Agata z Polą z ciekawością spojrzały na rodziców. O niczym nie wiedziały.

– Co wymyśliliście?

– Lecimy do Stanów!

– Do Stanów?

– Boże Święty, tam przecież z karabinami po ulicach biegają – zamartwiała się babcia Róża.

– I zombie są – dodał wesoło mąż Renaty. – Słyszałem, że w niektórych stanach uczą, jak się zachować w przypadku ich ataku.

Wszyscy parsknęli śmiechem. Tylko babcie patrzyły na niego z przerażeniem, nie wiedząc, czym jest zombie, ale atak czegokolwiek brzmiał groźnie.

– A dokąd dokładnie lecicie? – spytała Agata. – I na jak długo?

– Do Kalifornii – odparł ojciec. – Chcemy objechać kilka ciekawych miejsc. Nie będzie nas miesiąc.

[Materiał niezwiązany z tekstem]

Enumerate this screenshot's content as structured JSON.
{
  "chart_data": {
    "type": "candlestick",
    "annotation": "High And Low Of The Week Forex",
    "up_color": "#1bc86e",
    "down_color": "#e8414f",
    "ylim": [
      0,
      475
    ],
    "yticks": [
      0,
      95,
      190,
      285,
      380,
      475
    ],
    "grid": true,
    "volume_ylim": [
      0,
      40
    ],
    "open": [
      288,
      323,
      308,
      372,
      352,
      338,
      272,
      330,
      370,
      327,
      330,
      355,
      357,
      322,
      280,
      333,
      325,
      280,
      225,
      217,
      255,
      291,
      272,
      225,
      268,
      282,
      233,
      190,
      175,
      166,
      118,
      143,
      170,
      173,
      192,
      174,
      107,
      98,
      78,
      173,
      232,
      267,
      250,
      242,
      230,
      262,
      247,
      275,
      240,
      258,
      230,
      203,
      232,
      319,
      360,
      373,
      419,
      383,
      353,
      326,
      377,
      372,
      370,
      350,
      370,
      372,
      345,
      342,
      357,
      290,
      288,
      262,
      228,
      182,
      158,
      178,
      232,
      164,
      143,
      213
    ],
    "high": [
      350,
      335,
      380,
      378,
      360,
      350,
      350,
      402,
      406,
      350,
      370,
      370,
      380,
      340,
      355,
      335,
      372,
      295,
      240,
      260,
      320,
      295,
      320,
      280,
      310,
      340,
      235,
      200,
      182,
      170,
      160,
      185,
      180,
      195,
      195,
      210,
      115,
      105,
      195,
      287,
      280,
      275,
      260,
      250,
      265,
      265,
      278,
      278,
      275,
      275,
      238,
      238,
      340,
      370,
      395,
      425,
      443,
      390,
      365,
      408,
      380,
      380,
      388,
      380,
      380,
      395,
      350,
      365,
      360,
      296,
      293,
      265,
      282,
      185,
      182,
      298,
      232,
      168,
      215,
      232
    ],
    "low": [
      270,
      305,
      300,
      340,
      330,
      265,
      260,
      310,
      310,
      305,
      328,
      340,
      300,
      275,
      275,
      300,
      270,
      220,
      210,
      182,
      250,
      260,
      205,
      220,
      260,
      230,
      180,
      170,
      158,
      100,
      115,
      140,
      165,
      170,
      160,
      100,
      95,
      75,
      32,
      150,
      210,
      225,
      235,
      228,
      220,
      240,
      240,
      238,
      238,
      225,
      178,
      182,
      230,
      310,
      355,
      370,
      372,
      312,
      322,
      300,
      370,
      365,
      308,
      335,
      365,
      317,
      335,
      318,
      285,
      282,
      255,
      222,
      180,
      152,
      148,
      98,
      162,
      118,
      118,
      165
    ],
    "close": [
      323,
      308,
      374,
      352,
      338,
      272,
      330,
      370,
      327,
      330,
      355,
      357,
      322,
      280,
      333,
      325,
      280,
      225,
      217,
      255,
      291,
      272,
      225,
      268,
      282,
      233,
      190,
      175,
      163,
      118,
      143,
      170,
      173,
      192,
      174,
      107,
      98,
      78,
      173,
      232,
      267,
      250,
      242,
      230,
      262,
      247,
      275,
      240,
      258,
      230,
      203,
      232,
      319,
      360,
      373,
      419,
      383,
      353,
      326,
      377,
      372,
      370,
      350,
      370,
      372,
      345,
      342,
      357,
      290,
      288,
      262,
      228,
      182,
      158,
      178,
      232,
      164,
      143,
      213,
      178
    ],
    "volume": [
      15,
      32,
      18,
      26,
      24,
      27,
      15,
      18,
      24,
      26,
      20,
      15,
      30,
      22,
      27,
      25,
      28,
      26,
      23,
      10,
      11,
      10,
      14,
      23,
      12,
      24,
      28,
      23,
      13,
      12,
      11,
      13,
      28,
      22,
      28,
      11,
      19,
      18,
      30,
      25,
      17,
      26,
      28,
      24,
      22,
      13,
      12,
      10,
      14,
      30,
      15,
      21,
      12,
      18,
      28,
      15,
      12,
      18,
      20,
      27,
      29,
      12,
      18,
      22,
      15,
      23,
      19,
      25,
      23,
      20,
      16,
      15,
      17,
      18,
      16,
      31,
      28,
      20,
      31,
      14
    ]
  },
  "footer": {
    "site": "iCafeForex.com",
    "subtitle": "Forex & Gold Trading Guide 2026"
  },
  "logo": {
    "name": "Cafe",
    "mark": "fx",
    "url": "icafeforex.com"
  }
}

– Miesiąc? – zdziwiła się Pola.

– Tak, ale nic się nie martw. Agatka ci pomoże, kiedy nas nie będzie – powiedziała mama.

– Nie, no jasne – odparła siostra, choć wydawało się, że Pola jest wystarczająco samodzielna.

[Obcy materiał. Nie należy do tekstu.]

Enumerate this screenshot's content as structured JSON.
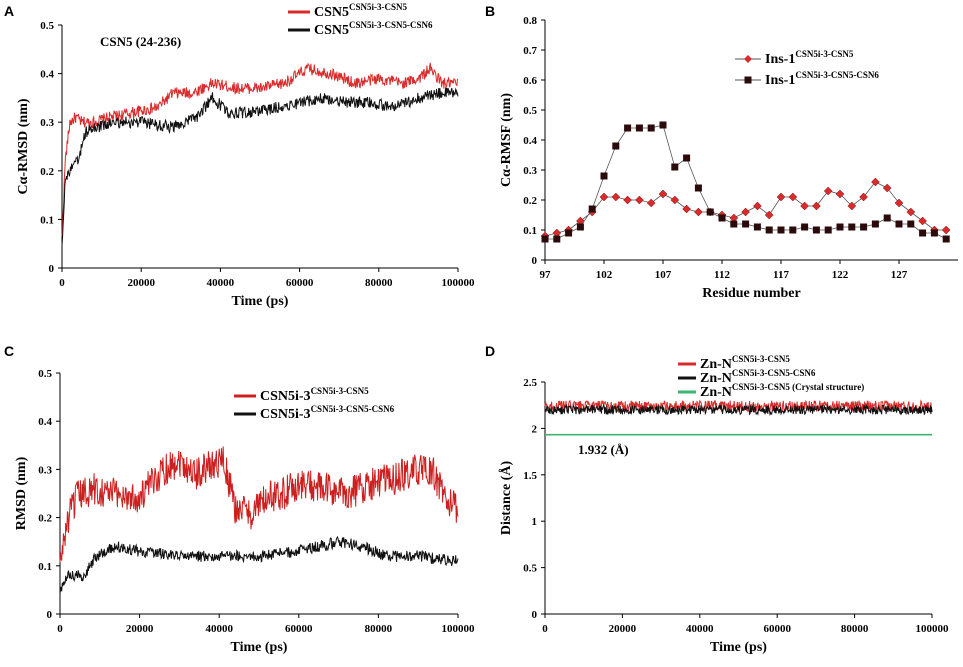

– Akurat będziesz mogła napisać na blogu o opiece nad niepełnosprawną – zakpiła. Nie podobało się jej to, jak rodzice czasami ją traktowali. Rozumiała, że się martwią, ale nie była dzieckiem i nie wymagała opieki!

– Nie mam zamiaru cię niańczyć – rzuciła Agata.

Niewątpliwy plus wycieczki rodziców był taki, że goście zainteresowali się tym, ile taki wyjazd kosztuje, czy można sobie na niego pozwolić, żyjąc z emerytury, co mają w planach zobaczyć i tym podobne. Na koniec wszyscy zażyczyli sobie dostać kartkę pocztową. Tylko Agacie i Poli nie udzielił się entuzjazm rodziny. Obie miały wrażenie, że rodzice bardzo dokładnie rozplanowali nie tylko własny urlop, lecz także czas swoich córek.

– Zostaniesz na noc? – szepnęła młodsza siostra. Agata chciała w pierwszym odruchu odmówić, bo marzyła, żeby zasnąć we własnym łóżku. Jednak kiedy spojrzała na Polę, zmieniła zdanie. Kiwnęła głową, a siostra cicho dodała, że ma w pokoju butelkę wyśmienitego wina, bo na trzeźwo nie jest w stanie zakończyć tego wieczoru.

– A co wy tam tak szepczecie? – spytała ciocia Lodzia.

– Stęskniły się za sobą. Są jak papużki nierozłączki – powiedziała Wanda. Potem zachęciła gości, by częstowali się przekąskami, ponieważ za chwilę poda barszczyk i paszteciki.